An Adventure in ZFS RAID Recovery

An Adventure in ZFS RAID Recovery

Sometime around saturday morning on september 10th 2016, my FreeNAS had upgraded to the alpha version. I had forgotten that the update train was set to FreeNAS-10 ALPHA and it upgraded it automatically, changing the entire UI and forgetting all my settings. I tried to import my zpool, but due to confusing UI functions I accidentally deleted it when I simply expected to detach it. There were no confirmation dialogs, so as soon as I clicked the delete button all the partition tables were wiped.

For those on earlier versions of freenas, this is similar to detaching and checking the box for "Mark as new". And it clearly states that it is DESTRUCTIVE OF DATA. So, no one in their right mind would check that box and be surprised that their data is gone. Good UI design in this regard. Unfortunately, the version 10 alpha didn't have some of these deeply important warnings. Nor did it have the option to detach without marking new.

My array consisted of 4x2TB drives in a RAIDZ1 configuration. This is akin to a normal RAID5 setup, but it's software based with ZFS which adds ram-caching, snapshots, and hardware independence. I had about 1.5TB of data on this volume, and some of it held rather sentimental value. Although, it wasnt incredibly important information; most of it could be recreated without immense effort.

After about 48 hours of nervous breakdowns and my mind running wild about what I had lost, a good friend of mine brought over a 5TB hard drive with just enough free space to backup one of my drives via a block-level backup using GNU dd. Once things were backed up, we could begin attempting data recovery.

I had noticed that every drive in a ZFS array (specifically, one created in FreeNAS) had an identical parition table structure. All partitions started and ended on the same sector, and had the same type. The main ZFS partition started on a sector approximately 2GB into the disk. Before that, you had a swap partition. Thankfully, I had a spare drive that was upgraded out of the array that still had the same identical partition table intact. I had two of them, infact, so that if I screwed one up by getting my read/write directions wrong, I was covered.

Mission Control

On monday afternoon, the block level backup finished (took 11 hours!) and I plugged one of the drives from the array into a USB dock connected to my Ubuntu 16.04 laptop. Ubuntu 16.04 was important, since it was a usable desktop OS with kernel support for ZFS utilities.

We spent a few hours researching GPT partition structures, ZFS, tools and more to come up with a solution. I found out that ZFS uses GUID's to identify each disk, instead of identifying via hardware location. But the question was: just where did that GUID get stored on the disk? The answer is actually in the ZFS parition, contrary to the GPT partition table that I had initially feared. Learning this, we pulled the trigger and copied the partition table from one of my old disks to the disk we were working with.

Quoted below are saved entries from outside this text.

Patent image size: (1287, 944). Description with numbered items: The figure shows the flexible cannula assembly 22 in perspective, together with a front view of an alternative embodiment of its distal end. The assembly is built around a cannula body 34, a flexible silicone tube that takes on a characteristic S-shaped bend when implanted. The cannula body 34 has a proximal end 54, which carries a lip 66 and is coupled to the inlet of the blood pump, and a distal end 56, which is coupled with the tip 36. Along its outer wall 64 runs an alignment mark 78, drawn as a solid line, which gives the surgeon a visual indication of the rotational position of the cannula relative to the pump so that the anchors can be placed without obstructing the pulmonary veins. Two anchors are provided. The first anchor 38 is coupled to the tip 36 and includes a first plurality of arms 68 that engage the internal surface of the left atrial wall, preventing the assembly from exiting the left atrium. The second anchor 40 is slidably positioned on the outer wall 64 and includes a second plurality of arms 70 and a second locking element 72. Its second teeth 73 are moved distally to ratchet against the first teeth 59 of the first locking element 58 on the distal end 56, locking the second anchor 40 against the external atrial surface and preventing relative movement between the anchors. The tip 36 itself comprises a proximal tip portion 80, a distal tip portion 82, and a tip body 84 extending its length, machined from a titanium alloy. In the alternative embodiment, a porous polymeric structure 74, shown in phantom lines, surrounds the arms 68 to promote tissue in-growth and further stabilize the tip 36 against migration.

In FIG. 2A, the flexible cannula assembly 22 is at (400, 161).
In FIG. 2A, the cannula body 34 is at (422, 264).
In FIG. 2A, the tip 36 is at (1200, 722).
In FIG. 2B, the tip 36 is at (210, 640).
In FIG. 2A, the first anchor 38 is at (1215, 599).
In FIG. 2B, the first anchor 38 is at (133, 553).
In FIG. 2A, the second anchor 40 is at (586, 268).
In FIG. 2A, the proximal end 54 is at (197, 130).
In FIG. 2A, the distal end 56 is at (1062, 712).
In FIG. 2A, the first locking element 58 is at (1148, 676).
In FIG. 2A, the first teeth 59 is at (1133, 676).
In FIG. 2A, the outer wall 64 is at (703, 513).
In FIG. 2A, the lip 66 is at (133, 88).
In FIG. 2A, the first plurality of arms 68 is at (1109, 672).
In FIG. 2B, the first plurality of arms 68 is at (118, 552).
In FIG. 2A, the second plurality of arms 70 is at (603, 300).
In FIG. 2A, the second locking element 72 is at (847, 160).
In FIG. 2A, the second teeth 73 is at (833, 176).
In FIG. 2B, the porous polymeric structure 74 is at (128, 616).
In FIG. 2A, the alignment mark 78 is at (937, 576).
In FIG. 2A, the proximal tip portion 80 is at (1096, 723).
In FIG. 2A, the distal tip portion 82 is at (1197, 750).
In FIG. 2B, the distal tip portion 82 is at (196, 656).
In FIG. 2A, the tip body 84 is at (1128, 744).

sgdisk -R /dev/sdd /dev/sdc 
sgdisk -G /dev/sdd 
fdisk /dev/sdd 
#delete second partition and recreate at same starting sector,
#but expand to the end of the disk. make sure to set its type 
#to freebsd ZFS (number 35). DO NOT FORMAT.

Using the commands above, I copied the partition table across, created a new GPT GUID (This is not the ZFS pool ID, don't worry, it's stored in the ZFS partition) and started up fdisk to resize the ZFS partition since I was copying from a 1TB disk to a 2TB disk. As long as it was recreated with the SAME EXACT starting sector as the previous partition, all was good. Just set the end sector to the end of the disk. Don't format, change the partition type to FreeBSD ZFS, and write it to disk.

Now, how on earth do I check if this was successful? I assumed that ZFS would need to see all disks to even see the array to import it, but I was told that the import command works just fine if there's only one disk from the array present. It won't let you import it, but it'll show you that all the metadata is intact, which means you were SUCCESSFUL!. Thus, after running zpool import, it showed my original zpool and all the disks in a list! It showed the other disks as detached and the pool as failed, but the important thing is that the information about the pool is readable and fully intact. Filled with such confidence, I proceeded to run the commands to copy the partition table on all other disks and put them back into my server in preparation to import them again.

success.jpg

I setup freenas again with a fresh install of version 9.10.1. NEVER AGAIN will I mess with upgrading software without backing up my data first. I inputted all my previous settings to the FreeNAS configuration again, and my home lab is back up and running, purring like a kitten.